OSHA complacent or compliant?

May 1, 2013
The dental community has been in the crosshairs after the recent events surrounding the Tulsa Okla., oral surgeon.

Where does your office stand on compliance?


The dental community has been in the crosshairs after the recent events surrounding the Tulsa Okla., oral surgeon. When Dr. Scott Harrington was asked about sterilization and drug procedures in his two offices, he simply replied, "My staff takes care of that; I don't." According to OSHA, not knowing is simply not an acceptable answer. Don't be confused or complacent when complying with OSHA regulations. What exactly is OSHA, and how do dental offices comply with the guidelines?

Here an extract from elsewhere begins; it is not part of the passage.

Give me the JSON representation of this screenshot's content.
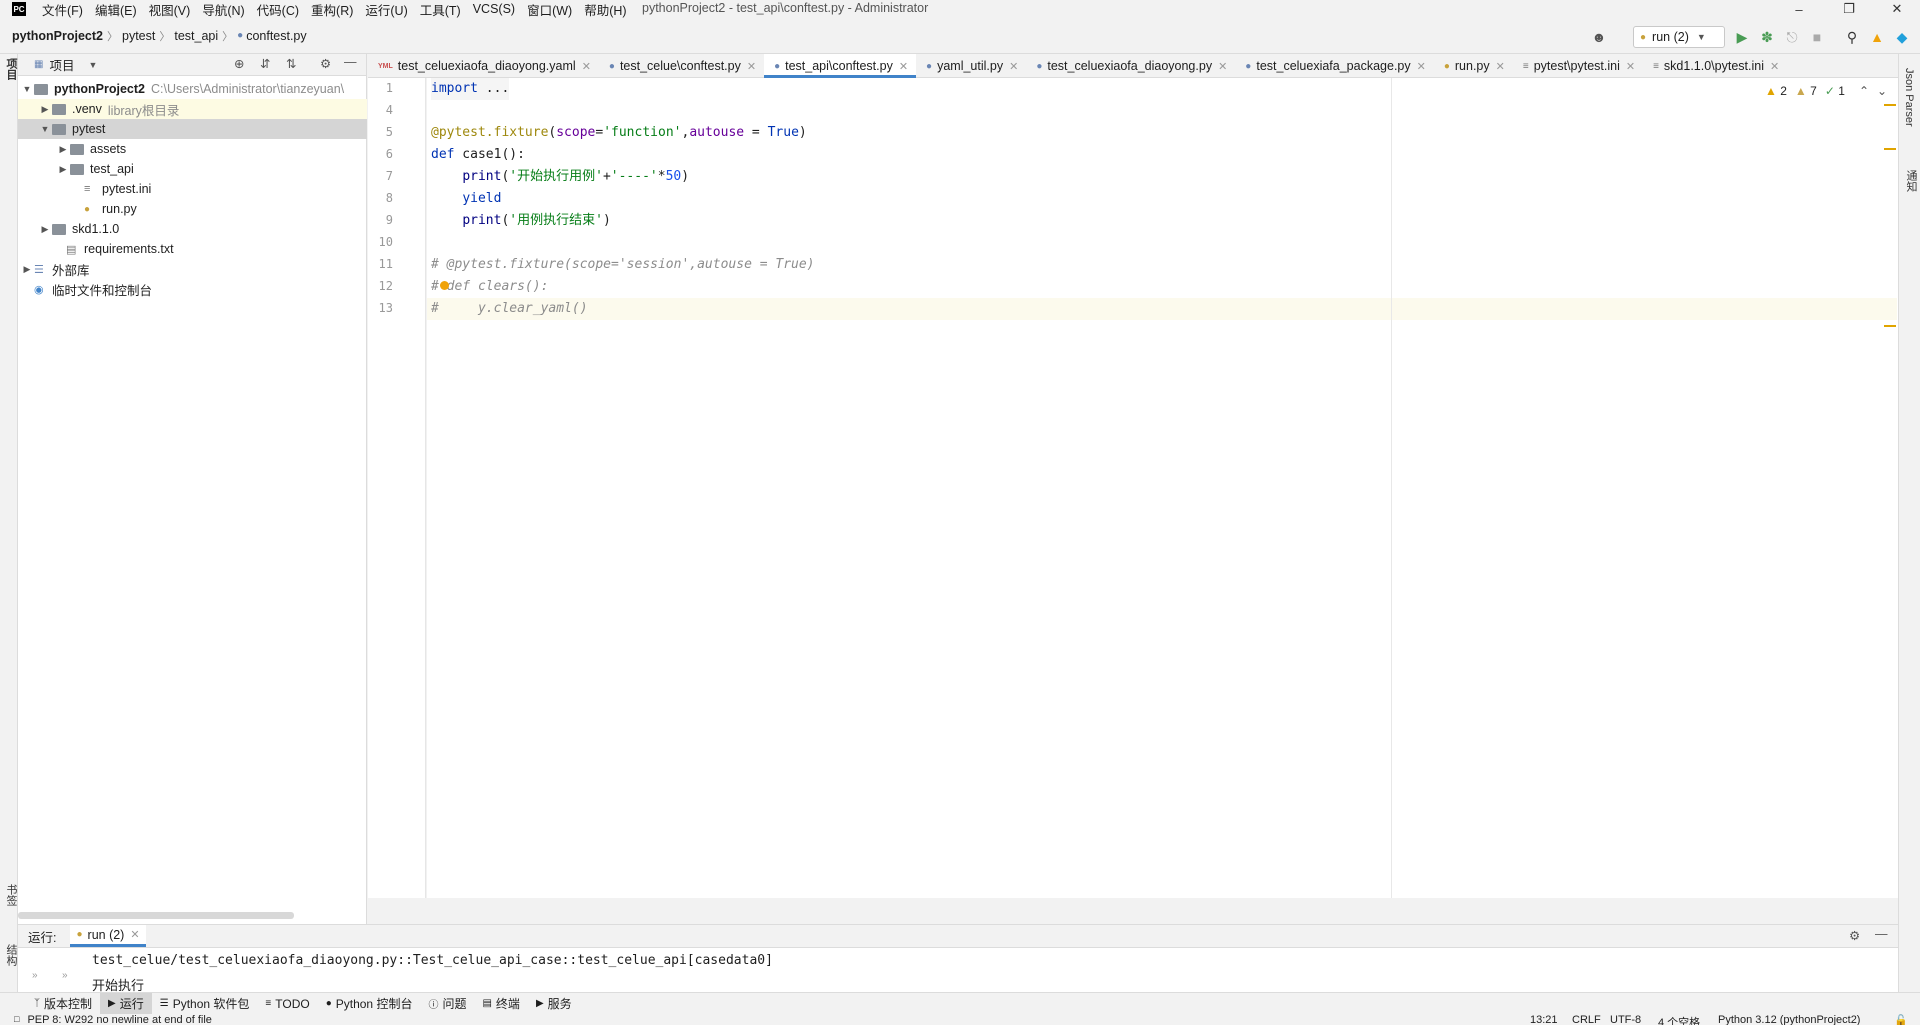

The Occupational Safety and Health Administration (OSHA) was created in 1970 after Congress enacted the Occupational Safety and Health Act. The mission of OSHA is to ensure a safe and healthy workplace for American workers. OSHA sets and enforces standards, provides training, and promotes ongoing improvement in workplace safety and health. Its goal is to help employers protect their workers, and ultimately have fewer work-related injuries, illnesses, or deaths. Safer workplaces provide employers with reduced workers' compensation insurance costs, medical expenses, and lost work time.

Employers and employees in all 50 states and the District of Columbia, as well as other outside U.S. commonwealths, are subject to the OSHA act. However, it does not apply to some self-employed or federal agencies, or state and local governments that have their own employee safety requirements. Employers have the responsibility to provide a safe and healthy workplace that is free from serious recognized hazards. This is known as the General Duty Clause of the OSHA Act. It is the responsibility of the employer to obtain a full text of the standards, available at, or by calling (800) 321-OSHA (6742). Most materials are available at no charge. With that said, it can be time consuming and cumbersome to navigate through the OSHA website. It is filled with every regulation that pertains to every business, not just dental offices. There are programs and/or services available to help dental businesses implement the appropriate regulations.

Bloodborne pathogens (29 CFR 1910.1030)

The Occupational Exposure to Bloodborne Pathogens Standard was created in 1992 and was revised in 2001 to include sharps safety. Its primary purpose was to prevent the spread of bloodborne infections. Initially the standard was aimed at hospitals, funeral homes, nursing homes, clinics, law enforcement agencies, emergency responders, and HIV/HBV research laboratories. However, the standard also covers anyone who can "reasonably expect to come in contact with blood or potentially infectious materials" as part of their jobs. Therefore, dental offices must comply with the Bloodborne Pathogens Standard. According to the Centers for Disease Control and Prevention (CDC) Guidelines for Infection Control in Dental Health Care Settings 2003, an exposure can occur in the following way:

"Exposures occur through percutaneous injury (e.g., a needlestick or cut with a sharp object), as well as through contact between potentially infectious blood, tissues, or other body fluids and mucous membranes of the eye, nose, mouth, or nonintact skin (e.g., exposed skin that is chapped, abraded, or shows signs of dermatitis)."

OSHA has not attempted to list every occupation where an exposure to bloodborne pathogens is possible. However, it does have in place a Good Samaritan act to protect employers if an employee comes into contact with bloodborne pathogens as a result of providing care as a Good Samaritan. For example, if an employee is providing first aid or CPR as a Good Samaritan and is not trained as a first responder designated to perform first aid by the employer, that employee is not covered by the standard.

Whether a dental office has two or 200 employees, the following list includes the requirements that normally apply to complying with 29 CFR 1910.1030. Annual training is required on all elements of the Bloodborne Pathogen Standard:

  • A written exposure control plan
  • Use of standard precautions
  • Consideration, implementation, and use of safer engineered needles and sharps
  • Use of engineering and work practice controls and appropriate personal protective equipment (gloves, face and eye protection, gowns)
  • Hepatitis B vaccine provided to exposed employees at no cost
  • Medical follow-up in the event of an "exposure incident"
  • Proper containment of all regulated waste
  • Needle Safety and Prevention Act of 2000
  • Employee training on bloodborne pathogens and transmission prevention
  • Recordkeeping

The Bloodborne Pathogen Standard is the OSHA regulation that is the most comprehensive for dental offices. Here is a brief description of the elements of the Bloodborne Pathogen Standard.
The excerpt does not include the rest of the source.